LA GUERRE PSYCHOTECHNIQUE

De retour dans mon bureau, nous enregistrâmes son long récit. L’astronef s’était posée sur Telbir au bout de huit années d’errance. Comme la planète était analogue à la Terre, et qu’ils avaient perdu tout espoir de retour, ils s’y étaient définitivement installés. Le continent où ils avaient atterri ne possédait qu’une vie animale. Pendant plusieurs siècles, ils avaient travaillé et s’étaient multipliés. Puis un jour, sur une grande île, ils avaient découvert les indigènes. C’étaient des humanoïdes possédant une technique néolithique, assez nombreux : quelques centaines de mille. Pensant trouver en eux une main-d’œuvre, ils les avaient transportés en masse sur le continent et à demi éduqués. Pendant encore un siècle, tout alla bien. Les Telbiriens étaient dociles, intelligents, dévoués, du moins en apparence. Mais, s’ils n’avaient que peu de connaissances en sciences physiques, ils en possédaient d’immenses en sciences psychologiques, soigneusement dissimulées. Avec une patience infinie, ils avaient attendu leur heure, d’abord valets de ferme, puis commis, petits fonctionnaires, instituteurs dans leurs propres écoles, absorbant tout ce qu’ils pouvaient de la science terrestre sans révéler la leur. Et toujours si dociles, si désireux de plaire ! Puis, un jour, la révolte, la prise du pouvoir, la réduction des Terriens en esclavage.

« Tout ceci, je le sais parce qu’ils me l’ont dit. Ils ne s’en cachent pas, au contraire, trop heureux de nous torturer. Et il n’y a aucune rébellion possible. Dès l’enfance, avant même de pouvoir comprendre, nous sommes endoctrinés, hypnotisés, suggestionnés. Plus tard, de temps en temps, un R’hneh’er, par amusement, nous révèle la vérité. Il nous laisse souffrir pendant un ou deux jours, puis nous donne l’ordre d’oublier. Le reste du temps, nous vivons avec la conviction que nous sommes les maîtres, et eux les serviteurs. Cela les amuse ainsi. Comme, malgré leur intelligence, ils sont peu doués pour les sciences, nous sommes leurs ingénieurs, leurs physiciens, leurs naturalistes. Ceux d’entre nous qui en sont capables. Les autres sont leurs esclaves, liés d’ailleurs à eux par un dévouement fanatique, bien qu’involontaire et inconscient. Et toujours l’ordre : si vous êtes pris par d’autres, oubliez que nous existons, il n’y a que vous, Terriens, sur Telbir. Et, pour les plus faibles et les moins doués de nous, un sort pire, celui de bétail de boucherie : ils nous mangent ! Et, horreur, c’est nous qui désignons les victimes, sous prétexte de conservation des qualités de la race !
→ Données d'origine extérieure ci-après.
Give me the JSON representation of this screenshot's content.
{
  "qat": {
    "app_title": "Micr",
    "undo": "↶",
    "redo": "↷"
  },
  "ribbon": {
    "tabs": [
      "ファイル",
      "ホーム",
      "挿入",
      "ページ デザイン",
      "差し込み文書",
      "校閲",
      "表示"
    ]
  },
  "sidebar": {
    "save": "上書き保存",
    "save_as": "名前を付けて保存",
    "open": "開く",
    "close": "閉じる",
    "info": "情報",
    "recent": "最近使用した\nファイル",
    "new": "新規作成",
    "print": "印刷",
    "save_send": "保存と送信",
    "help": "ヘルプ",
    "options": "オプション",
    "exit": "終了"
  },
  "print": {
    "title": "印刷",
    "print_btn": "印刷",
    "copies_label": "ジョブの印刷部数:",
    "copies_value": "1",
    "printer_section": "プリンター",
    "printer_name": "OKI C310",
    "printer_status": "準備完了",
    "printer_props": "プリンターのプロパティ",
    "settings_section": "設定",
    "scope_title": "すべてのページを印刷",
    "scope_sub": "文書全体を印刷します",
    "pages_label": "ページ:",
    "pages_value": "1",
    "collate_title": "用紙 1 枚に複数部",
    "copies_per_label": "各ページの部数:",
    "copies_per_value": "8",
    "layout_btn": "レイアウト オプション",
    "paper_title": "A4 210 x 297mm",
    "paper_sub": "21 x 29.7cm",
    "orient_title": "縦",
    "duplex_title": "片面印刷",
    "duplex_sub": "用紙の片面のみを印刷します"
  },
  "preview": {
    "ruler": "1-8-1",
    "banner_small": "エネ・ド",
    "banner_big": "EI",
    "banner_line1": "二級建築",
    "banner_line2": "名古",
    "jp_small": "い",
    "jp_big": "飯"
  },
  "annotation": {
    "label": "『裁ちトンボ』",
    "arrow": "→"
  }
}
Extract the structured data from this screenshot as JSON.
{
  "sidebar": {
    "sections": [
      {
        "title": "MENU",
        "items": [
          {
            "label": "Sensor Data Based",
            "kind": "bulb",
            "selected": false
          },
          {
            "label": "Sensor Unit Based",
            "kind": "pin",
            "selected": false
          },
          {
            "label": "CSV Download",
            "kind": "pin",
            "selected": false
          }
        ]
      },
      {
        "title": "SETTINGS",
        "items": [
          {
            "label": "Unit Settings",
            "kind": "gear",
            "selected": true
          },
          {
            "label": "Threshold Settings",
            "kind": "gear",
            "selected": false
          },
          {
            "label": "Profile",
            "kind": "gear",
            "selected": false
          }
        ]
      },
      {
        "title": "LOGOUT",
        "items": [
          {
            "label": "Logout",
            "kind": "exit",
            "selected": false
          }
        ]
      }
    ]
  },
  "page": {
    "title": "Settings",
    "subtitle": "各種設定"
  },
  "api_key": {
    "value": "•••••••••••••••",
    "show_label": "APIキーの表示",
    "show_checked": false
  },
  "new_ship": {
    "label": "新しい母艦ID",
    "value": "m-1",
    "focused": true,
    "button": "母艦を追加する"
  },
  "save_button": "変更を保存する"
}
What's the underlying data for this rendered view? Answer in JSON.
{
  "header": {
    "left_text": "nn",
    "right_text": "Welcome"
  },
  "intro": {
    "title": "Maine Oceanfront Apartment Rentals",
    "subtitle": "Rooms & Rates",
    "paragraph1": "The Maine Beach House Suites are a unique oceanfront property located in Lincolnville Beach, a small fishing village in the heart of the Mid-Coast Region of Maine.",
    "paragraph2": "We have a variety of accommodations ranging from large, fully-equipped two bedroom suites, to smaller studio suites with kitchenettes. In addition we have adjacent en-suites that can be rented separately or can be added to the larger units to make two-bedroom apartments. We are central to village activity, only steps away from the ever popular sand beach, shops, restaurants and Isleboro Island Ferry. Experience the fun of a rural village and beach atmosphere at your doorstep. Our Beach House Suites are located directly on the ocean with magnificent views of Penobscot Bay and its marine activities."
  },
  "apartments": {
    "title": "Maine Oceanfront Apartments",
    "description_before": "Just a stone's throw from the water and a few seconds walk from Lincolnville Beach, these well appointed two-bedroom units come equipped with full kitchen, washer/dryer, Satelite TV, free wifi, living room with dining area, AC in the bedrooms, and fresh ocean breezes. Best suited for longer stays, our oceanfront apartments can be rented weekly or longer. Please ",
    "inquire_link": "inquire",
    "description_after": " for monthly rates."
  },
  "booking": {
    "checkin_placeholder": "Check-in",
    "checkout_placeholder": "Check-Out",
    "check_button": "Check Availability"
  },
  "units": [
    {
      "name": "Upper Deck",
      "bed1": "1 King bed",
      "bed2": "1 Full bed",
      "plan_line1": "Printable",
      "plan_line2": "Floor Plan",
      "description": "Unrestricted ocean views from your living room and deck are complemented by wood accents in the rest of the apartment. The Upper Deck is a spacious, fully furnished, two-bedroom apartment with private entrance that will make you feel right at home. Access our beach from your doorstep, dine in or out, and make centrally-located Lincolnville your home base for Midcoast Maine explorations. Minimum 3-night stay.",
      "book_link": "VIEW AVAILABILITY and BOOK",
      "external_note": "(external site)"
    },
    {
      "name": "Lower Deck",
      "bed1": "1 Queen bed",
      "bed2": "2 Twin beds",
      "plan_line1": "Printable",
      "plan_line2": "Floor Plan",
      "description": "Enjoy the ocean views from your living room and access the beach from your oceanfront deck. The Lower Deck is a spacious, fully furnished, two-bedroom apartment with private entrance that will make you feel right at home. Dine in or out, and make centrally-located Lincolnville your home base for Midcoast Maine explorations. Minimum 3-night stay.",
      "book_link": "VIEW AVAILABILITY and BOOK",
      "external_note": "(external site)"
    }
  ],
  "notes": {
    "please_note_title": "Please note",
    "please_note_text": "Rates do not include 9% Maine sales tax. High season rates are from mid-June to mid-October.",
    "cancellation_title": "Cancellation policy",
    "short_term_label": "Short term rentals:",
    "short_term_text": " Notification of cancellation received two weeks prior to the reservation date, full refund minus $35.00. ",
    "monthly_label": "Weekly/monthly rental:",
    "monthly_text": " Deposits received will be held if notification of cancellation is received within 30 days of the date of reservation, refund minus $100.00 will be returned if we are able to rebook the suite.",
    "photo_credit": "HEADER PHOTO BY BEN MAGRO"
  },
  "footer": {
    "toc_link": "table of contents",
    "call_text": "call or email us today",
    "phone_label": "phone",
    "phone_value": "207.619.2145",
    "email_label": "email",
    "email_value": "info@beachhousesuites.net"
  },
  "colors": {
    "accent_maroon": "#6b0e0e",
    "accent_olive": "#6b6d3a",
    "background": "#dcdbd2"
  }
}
— Donc, dis-je à Kirios, problème n° 1, prendre Telbir et libérer les humains, en détruisant les autres.

— Non, Haurk. Problème n° 2 seulement. Le n° 1 va nous tomber dessus dans quelques heures : leur flotte !

— Il n’est pas étonnant qu’ils nous aient paru de si terribles combattants. Ils n’ont sans doute pu s’emparer de l’esprit de nos hommes, mais ont distordu suffisamment la vérité pour que ceux-ci les voient comme des démons de la guerre, supposai-je.

— C’est possible. Cependant Kelbic n’a pas eu l’air d’être affecté.

— Kelbic est un tekn, et a subi le conditionnement, Kirios. Nous allons, je crois, être obligés d’y soumettre une bonne part de nos troupes combattantes, au moins les cadres, après cette bataille, en admettant que nous la gagnions.

— Nous la gagnerons. À bientôt, Haurk, j’ai des dispositions à prendre. »

Je restai seul avec Riks. Il pleurait, les épaules secouées de sanglots puissants, des sanglots d’homme fort dont les digues ont enfin cédé. Comme je m’approchais, il leva les yeux.

« Ce n’est pas sur moi que je pleure. Je suis libéré, le premier de mon peuple, depuis des siècles ! Mais les autres ! Ils se feront tuer jusqu’au dernier pour défendre ces R’hneh’ers !

— J’ai peur, en effet, que dans la prochaine bataille, bien des hommes ne périssent, de votre côté comme du nôtre. Pour l’avenir plus lointain, nous allons essayer. »

Je poussai le bouton qui me mettait en communication avec mon laboratoire, maintenant passé pratiquement sous la haute main de Kelbic.